Nisar Smiler is a British Pakistani martial artist, actor, and radio presenter who is widely considered one of the early pioneers of Karate in northern England.

Smiler, a 50-time gold medalist and 2x world champion, had trained under Gōgen Yamaguchi in Japan.

In 2010, he was inducted into the karate hall of fame for his contributions to the martial art.

==Personal life==
Smiler was born to Pakistani parents in England in 1951. Smiler started participating in Karate at the young age of three.

As of 2002, His whole family were involved in Karate. His then teenaged sons, Nadir and Amir were on the British Karate Junior Team, his then 10-year-old daughter Maryam Nisar had achieved 12 gold-medals and his wife had also achieved a black-belt in Karate.

==Karate career==
Smiler has previously been 2x World Champion, 4x British Champion and 4x European Champion.

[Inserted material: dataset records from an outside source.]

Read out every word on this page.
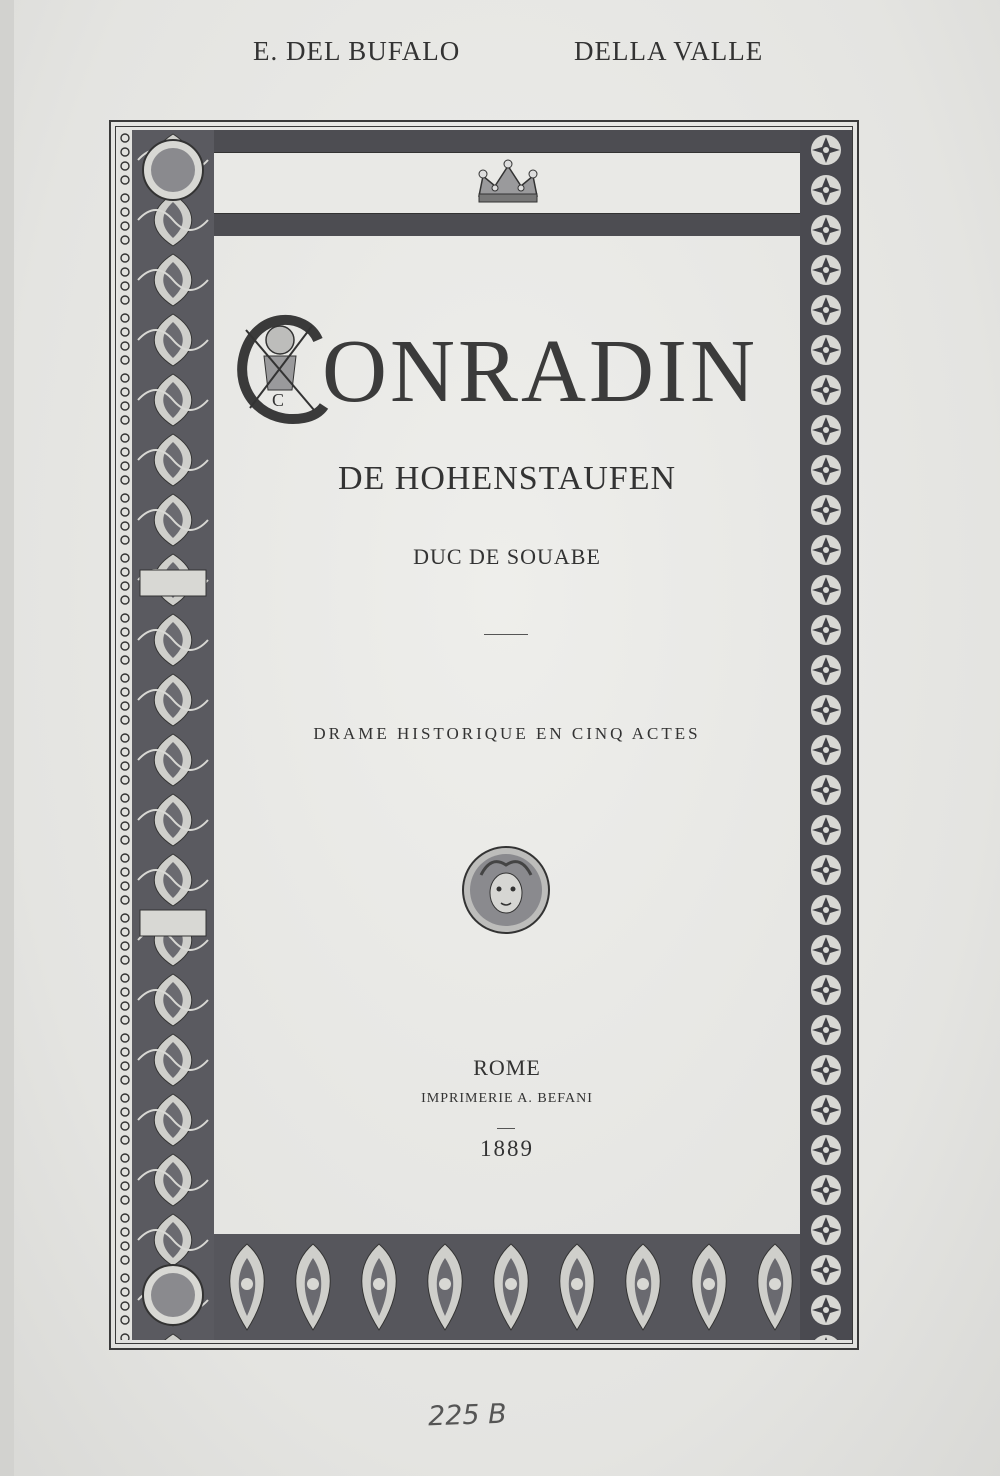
E. DEL BUFALO	DELLA VALLE
C ONRADIN
DE HOHENSTAUFEN
DUC DE SOUABE
DRAME HISTORIQUE EN CINQ ACTES
ROME
IMPRIMERIE A. BEFANI
1889
225 B
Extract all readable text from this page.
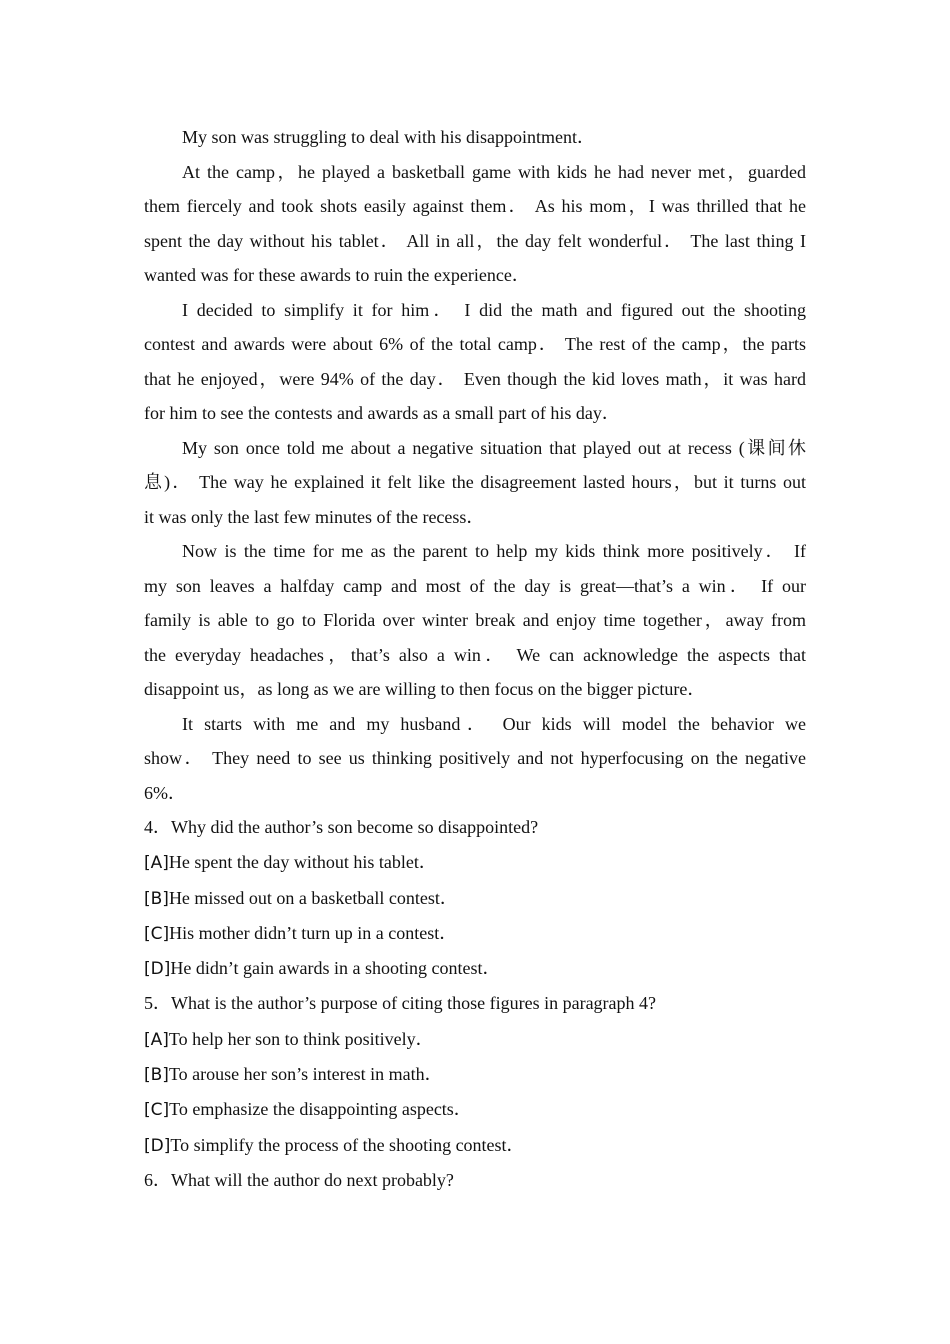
My son was struggling to deal with his disappointment．
At the camp，he played a basketball game with kids he had never met，guarded
them fiercely and took shots easily against them． As his mom，I was thrilled that he
spent the day without his tablet． All in all，the day felt wonderful． The last thing I
wanted was for these awards to ruin the experience．
I decided to simplify it for him． I did the math and figured out the shooting
contest and awards were about 6% of the total camp． The rest of the camp，the parts
that he enjoyed，were 94% of the day． Even though the kid loves math，it was hard
for him to see the contests and awards as a small part of his day．
My son once told me about a negative situation that played out at recess (课间休
息)． The way he explained it felt like the disagreement lasted hours，but it turns out
it was only the last few minutes of the recess．
Now is the time for me as the parent to help my kids think more positively． If
my son leaves a halfday camp and most of the day is great—that’s a win． If our
family is able to go to Florida over winter break and enjoy time together，away from
the everyday headaches，that’s also a win． We can acknowledge the aspects that
disappoint us，as long as we are willing to then focus on the bigger picture．
It starts with me and my husband． Our kids will model the behavior we
show． They need to see us thinking positively and not hyperfocusing on the negative
6%．
4．Why did the author’s son become so disappointed?
[A]He spent the day without his tablet．
[B]He missed out on a basketball contest．
[C]His mother didn’t turn up in a contest．
[D]He didn’t gain awards in a shooting contest．
5．What is the author’s purpose of citing those figures in paragraph 4?
[A]To help her son to think positively．
[B]To arouse her son’s interest in math．
[C]To emphasize the disappointing aspects．
[D]To simplify the process of the shooting contest．
6．What will the author do next probably?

As of 2002, Smiler has won 50 gold medals, winning one of those medals in the World Martial Arts Open Championships that year, stating;

"I was over the moon to receive my 50th gold medal. I train hard, up to five nights a week, and have no plans to stop competing in the near future."

Smiler devotes much of his time training others in clubs throughout the West Yorkshire region.

==Outside Karate==

===Radio Career and Community Work===
Smiler, who began a career in radio in the 1980s after discovering his love for the industry in Japan, initiated his own radio station, Radio Paigham, in hopes to pass his skills onto amateurs and hobbyists. He ran the station from his home in Springwood. The station was to a continuation of his radio training schemes which had previously helped hundreds of people. He Stated;

"It’s a difficult industry to get into and when I was learning in the 1980s nobody wanted to teach me...When I had established myself I decided to help others by passing on my skills and experience...The skills you learn in radio, such as effectively communicating to an audience, are also transferable and can help anyone looking for a new job or change of career direction.. It’s an honor to be able to pass on my skills and give something back to the community."

Smiler had previously worked for the Sunrise Radio and Asian Sound stations, and has subsequently been involved in other community work initiatives.

===Acting career===
Smiler has had a part-time acting career and has appeared as extras in soaps such as Coronation Street and Emmerdale as well as the made for-TV film, The Tournament, playing an assassin.

===Television===
Smiler has previously worked as a host for one of the largest Asian television networks in the UK, DM Digital, appearing on programs such as the Punjabi talk-show 'Punjab De Rang' (Colours of the Punjab) and Martial Arts reality show 'Fighting Masters of Martial Arts' which Smiler co-hosted with fitness model Emily Reynolds.